Relationships are about sacrifices and hardship. We should expect our partner to sacrifice some things in their life, but we must also be ready to give and work hard within the relationship just as much as them. If we want a healthy, life-long marriage we have to understand each other and be prepared to make decisions together that will further improve the relationship.
“Life is all about change and transition. Nothing stays still or the same, as much as we may sometimes want it to because it makes us feel more secure and safe … Although we may be disappointed, frustrated, or even traumatized by what life has thrown at us, a loving, healthy relationship teaches us that by standing together and moving forward together we will successfully reach what waits for us on the other side. Unity provides strength and balance,” said psychiatrist Abigail Brenner in her article titled “The 7 Signs That You’ve Found Yourself a Loving Relationship.”

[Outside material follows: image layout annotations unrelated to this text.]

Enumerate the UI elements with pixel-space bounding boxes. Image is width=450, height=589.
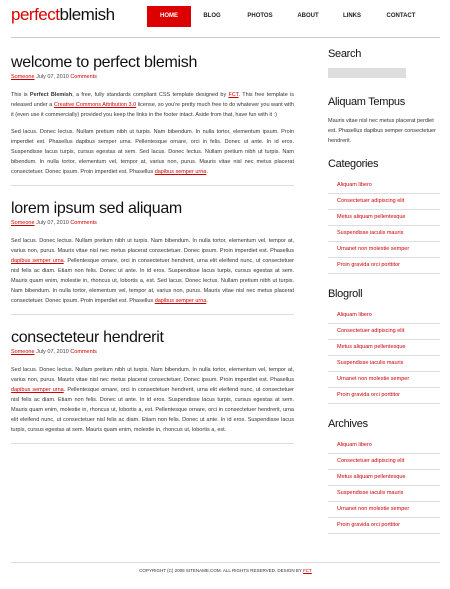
post-author-link[interactable]: Someone [11, 220, 35, 226]
post-paragraph [11, 90, 294, 120]
post-divider [11, 314, 294, 315]
post-divider [11, 443, 294, 444]
post-comments-link[interactable]: Comments [70, 220, 97, 226]
blogroll-link[interactable]: Proin gravida orci porttitor [328, 388, 440, 404]
inline-link[interactable]: dapibus semper urna [154, 169, 207, 175]
text-span: , a free, fully standards compliant CSS template designed by [72, 92, 229, 98]
text-span: license, so you're pretty much free to do whatever you want with it (even use it commercially) provided you keep the links in the footer intact. Aside from that, have fun with it :) [11, 102, 294, 118]
main-nav [147, 6, 427, 27]
category-link[interactable]: Suspendisse iaculis mauris [328, 226, 440, 242]
post-paragraph [11, 236, 294, 306]
post-author-link[interactable]: Someone [11, 74, 35, 80]
archive-link[interactable]: Suspendisse iaculis mauris [328, 486, 440, 502]
blogroll-link[interactable]: Aliquam libero [328, 308, 440, 324]
blogroll-link[interactable]: Metus aliquam pellentesque [328, 340, 440, 356]
archive-link[interactable]: Metus aliquam pellentesque [328, 470, 440, 486]
post-comments-link[interactable]: Comments [70, 74, 97, 80]
category-link[interactable]: Aliquam libero [328, 178, 440, 194]
nav-photos[interactable]: PHOTOS [247, 13, 273, 19]
post-comments-link[interactable]: Comments [70, 349, 97, 355]
post-meta [11, 74, 294, 80]
blogroll-list [328, 308, 440, 404]
footer [11, 562, 440, 573]
nav-blog[interactable]: BLOG [203, 13, 221, 19]
post [11, 329, 294, 444]
header [0, 0, 450, 36]
header-divider [11, 37, 440, 38]
post-meta [11, 220, 294, 226]
blogroll-link[interactable]: Suspendisse iaculis mauris [328, 356, 440, 372]
text-span: . Pellentesque ornare, orci in consectetuer hendrerit, urna elit eleifend nunc, ut consectetuer nisl felis ac diam. Etiam non felis. Donec ut ante. In id eros. Suspendisse lacus turpis, cursus egestas at sem. Mauris quam enim, molestie in, rhoncus ut, lobortis a, est. Sed lacus. Donec lectus. Nullam pretium nibh ut turpis. Nam bibendum. In nulla tortor, elementum vel, tempor at, varius non, purus. Mauris vitae nisl nec metus placerat consectetuer. Donec ipsum. Proin imperdiet est. Phasellus [11, 258, 294, 304]
post-title[interactable]: lorem ipsum sed aliquam [11, 200, 182, 217]
nav-contact[interactable]: CONTACT [386, 13, 416, 19]
bold-text: Perfect Blemish [29, 92, 73, 98]
inline-link[interactable]: dapibus semper urna [11, 387, 64, 393]
sidebar [328, 48, 440, 548]
category-link[interactable]: Metus aliquam pellentesque [328, 210, 440, 226]
post-title[interactable]: welcome to perfect blemish [11, 54, 198, 71]
logo-part2: blemish [59, 5, 115, 24]
post-date: July 07, 2010 [36, 74, 69, 80]
text-span: . [206, 298, 208, 304]
post-title[interactable]: consecteteur hendrerit [11, 329, 164, 346]
archives-heading: Archives [328, 418, 368, 430]
text-span: Sed lacus. Donec lectus. Nullam pretium nibh ut turpis. Nam bibendum. In nulla tortor, elementum ipsum. Proin imperdiet est. Phasellus dapibus semper urna. Pellentesque ornare, orci in felis. Donec ut ante. In id eros. Suspendisse lacus turpis, cursus egestas at sem. Sed lacus. Donec lectus. Nullam pretium nibh ut turpis. Nam bibendum. In nulla tortor, elementum vel, tempor at, varius non, purus. Mauris vitae nisl nec metus placerat consectetuer. Donec ipsum. Proin imperdiet est. Phasellus [11, 129, 294, 175]
post [11, 54, 294, 186]
inline-link[interactable]: dapibus semper urna [154, 298, 207, 304]
archive-link[interactable]: Proin gravida orci porttitor [328, 518, 440, 534]
logo-part1: perfect [11, 5, 60, 24]
main-content [11, 44, 294, 444]
post-divider [11, 185, 294, 186]
archive-link[interactable]: Urnanet non molestie semper [328, 502, 440, 518]
blogroll-link[interactable]: Consectetuer adipiscing elit [328, 324, 440, 340]
text-span: This is [11, 92, 30, 98]
post [11, 200, 294, 315]
search-input[interactable] [328, 68, 406, 78]
archives-list [328, 438, 440, 534]
search-heading: Search [328, 48, 362, 60]
text-span: . This free template is released under a [11, 92, 295, 108]
categories-list [328, 178, 440, 274]
text-span: . Pellentesque ornare, orci in consectetuer hendrerit, urna elit eleifend nunc, ut consectetuer nisl felis ac diam. Etiam non felis. Donec ut ante. In id eros. Suspendisse lacus turpis, cursus egestas at sem. Mauris quam enim, molestie in, rhoncus ut, lobortis a, est. Pellentesque ornare, orci in consectetuer hendrerit, urna elit eleifend nunc, ut consectetuer nisl felis ac diam. Etiam non felis. Donec ut ante. In id eros. Suspendisse lacus turpis, cursus egestas at sem. Mauris quam enim, molestie in, rhoncus ut, lobortis a, est. [11, 387, 294, 433]
category-link[interactable]: Urnanet non molestie semper [328, 242, 440, 258]
nav-about[interactable]: ABOUT [297, 13, 319, 19]
post-date: July 07, 2010 [36, 220, 69, 226]
nav-links[interactable]: LINKS [343, 13, 361, 19]
post-author-link[interactable]: Someone [11, 349, 35, 355]
aliquam-text: Mauris vitae nisl nec metus placerat perdiet est. Phasellus dapibus semper consectetuer hendrerit. [328, 118, 436, 144]
post-meta [11, 349, 294, 355]
aliquam-heading: Aliquam Tempus [328, 96, 405, 108]
text-span: . [206, 169, 208, 175]
nav-home[interactable]: HOME [147, 6, 191, 27]
category-link[interactable]: Proin gravida orci porttitor [328, 258, 440, 274]
post-date: July 07, 2010 [36, 349, 69, 355]
text-span: Sed lacus. Donec lectus. Nullam pretium nibh ut turpis. Nam bibendum. In nulla tortor, elementum vel, tempor at, varius non, purus. Mauris vitae nisl nec metus placerat consectetuer. Donec ipsum. Proin imperdiet est. Phasellus [11, 238, 294, 254]
archive-link[interactable]: Aliquam libero [328, 438, 440, 454]
category-link[interactable]: Consectetuer adipiscing elit [328, 194, 440, 210]
post-paragraph [11, 365, 294, 435]
text-span: Sed lacus. Donec lectus. Nullam pretium nibh ut turpis. Nam bibendum. In nulla tortor, elementum vel, tempor at, varius non, purus. Mauris vitae nisl nec metus placerat consectetuer. Donec ipsum. Proin imperdiet est. Phasellus [11, 367, 294, 383]
archive-link[interactable]: Consectetuer adipiscing elit [328, 454, 440, 470]
fct-link[interactable]: FCT [228, 92, 239, 98]
license-link[interactable]: Creative Commons Attribution 3.0 [53, 102, 137, 108]
footer-text: COPYRIGHT (C) 2008 SITENAME.COM. ALL RIGHTS RESERVED. DESIGN BY [139, 568, 304, 573]
blogroll-heading: Blogroll [328, 288, 363, 300]
blogroll-link[interactable]: Urnanet non molestie semper [328, 372, 440, 388]
categories-heading: Categories [328, 158, 379, 170]
post-paragraph [11, 127, 294, 177]
inline-link[interactable]: dapibus semper urna [11, 258, 64, 264]
footer-link[interactable]: FCT [303, 568, 312, 573]
site-logo[interactable] [11, 5, 115, 25]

While marriage has a different meaning for everyone, it’s important to prioritize what it means to you. Don’t allow others’ opinions hold you back from the true one that makes you happy. In the end, your happiness is something that only you have control over. Trust that you will make the best choices when it comes to marrying the perfect person for you. Beauty will fade, time will pass, scars will heal and knowledge will increase, but the only thing that should change about love is the growth of it within our own hearts.